Он сам видел, как гибли некоторые из прекрасных и спокойных товарищей. Такова была специфика. Возможность печального исхода предполагалась в разведке заранее; значит, его никто не подвел и не обманул, не стоило обижаться ни на других, ни на себя. Просто его гибель растягивалась, агония могла оказаться долгой. Но кто знает, каково приходилось тем, у кого она была краткой?

Придя к такому выводу, капитан кивнул. Играла музыка. Он вслушался: Лунная. Капитан усмехнулся. Аппарат - подарок друга детства - работал исправно: улавливая поле капитана, он сам выбирал кристалл с записью, соответствующей настроению человека. Это был прекрасный анализатор психики, жаль только, что перенастроить его на других не удавалось; изобретатель так и не взял патент и не обнародовал изобретения - в принципе он был против контроля над людской психикой и лишь своим друзьям дарил небольшие ящички с ежиком коротких антенн; частота каждого прибора была строго фиксированной. Итак, автомат понял настроение капитана раньше, чем сам Устюг; дальнейшая программа действий предписывалась музыкой. Капитан стоял, пока запись не кончилась. Потом вышел из центрального поста и пошел по кораблю - по своему дому, своему миру, своей жизни.

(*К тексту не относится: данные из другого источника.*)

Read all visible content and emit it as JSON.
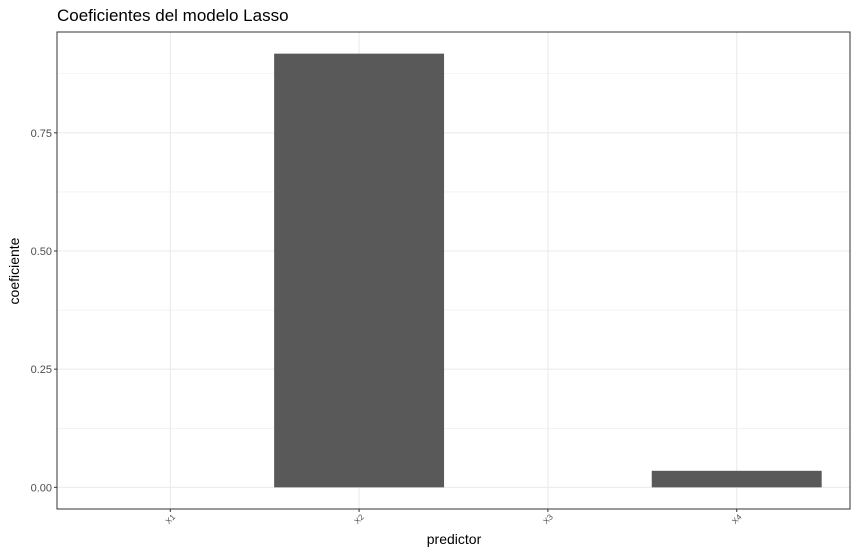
{
  "chart_data": {
    "type": "bar",
    "title": "Coeficientes del modelo Lasso",
    "xlabel": "predictor",
    "ylabel": "coeficiente",
    "categories": [
      "X1",
      "X2",
      "X3",
      "X4"
    ],
    "values": [
      0,
      0.9175,
      0,
      0.035
    ],
    "ylim": [
      -0.0458,
      0.9633
    ],
    "yticks": [
      0.0,
      0.25,
      0.5,
      0.75
    ],
    "ytick_labels": [
      "0.00",
      "0.25",
      "0.50",
      "0.75"
    ],
    "grid": true,
    "bar_color": "#595959",
    "grid_color": "#ebebeb",
    "panel_border_color": "#333333"
  }
}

Устюг бродил по «Киту», но прощался с Землею. Приведя чувства в порядок, он старался понять, постичь, привыкнуть к тому, что с ними произошло, но это никак не получалось. Прощание выходило формальным: капитан еще не осознал до конца, что вот этой Земли, на которую он глядел сейчас из прозрачного купола обсерватории, ни в его жизни, ни в жизни остальных, находящихся на борту, больше никогда не будет.

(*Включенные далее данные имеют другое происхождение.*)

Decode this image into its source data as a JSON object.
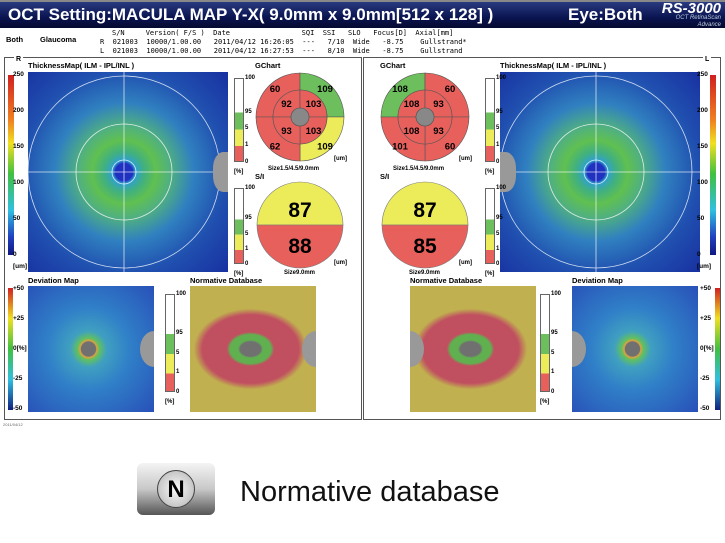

Потом, в другом корпусе, прислонившись лбом к холодному кожуху одной из батарей, он вдруг понял, что постичь это нельзя так же, как нельзя понять смерть: невозможно уразуметь то, о чем ничего не знаешь. Земля была в их жизни всегда, даже у тех, кто ни разу не посетил этой планеты, родился и вырос в какой-то из далеких звездных систем. Земля была, и что теперь придется обходиться без нее, не достигало сознания.

В пассажирскую палубу Устюг пришел, сам не желая этого: привели ноги. Он остановился около одной из кают, он знал, кто живет в ней, и ему чудилось, что он слышит легкое дыхание Зои, хотя даже мощный храп Еремеева не мог бы донестись из кокона.

Он стоял у двери и даже не думал о Зое, но всем существом чувствовал ее реальность и ощущал, как - вопреки всему - растет в нем радость. После того давнего случая он испытывал перед женщинами ощущение вины, потому что не он уберег их; поэтому он их сторонился. Сейчас чувство вины вдруг обратилось в другое, огромное, казалось ему, настолько, что даже после потери Земли у него оставался целый мир и целая жизнь.

Не хотелось уходить отсюда… Потом капитану показалось, что у стены, в кресле, кто-то шевелится. Устюг подошел; в полумраке он узнал пожилого пассажира Петрова, который весь рейс (кроме тех часов, что пассажиры провели в коконах при входе в сопространство и выходе оттуда) просидел в одном и том же кресле. А ведь на самом деле, подумал капитан, вглядываясь, Петров вовсе и не был так стар. И вряд ли только старческой бессонницей объяснялось то, что он сидел тут, когда всем пассажирам полагалось спать в коконах, чтобы уберечься от перегрузок при посадочных эволюциях.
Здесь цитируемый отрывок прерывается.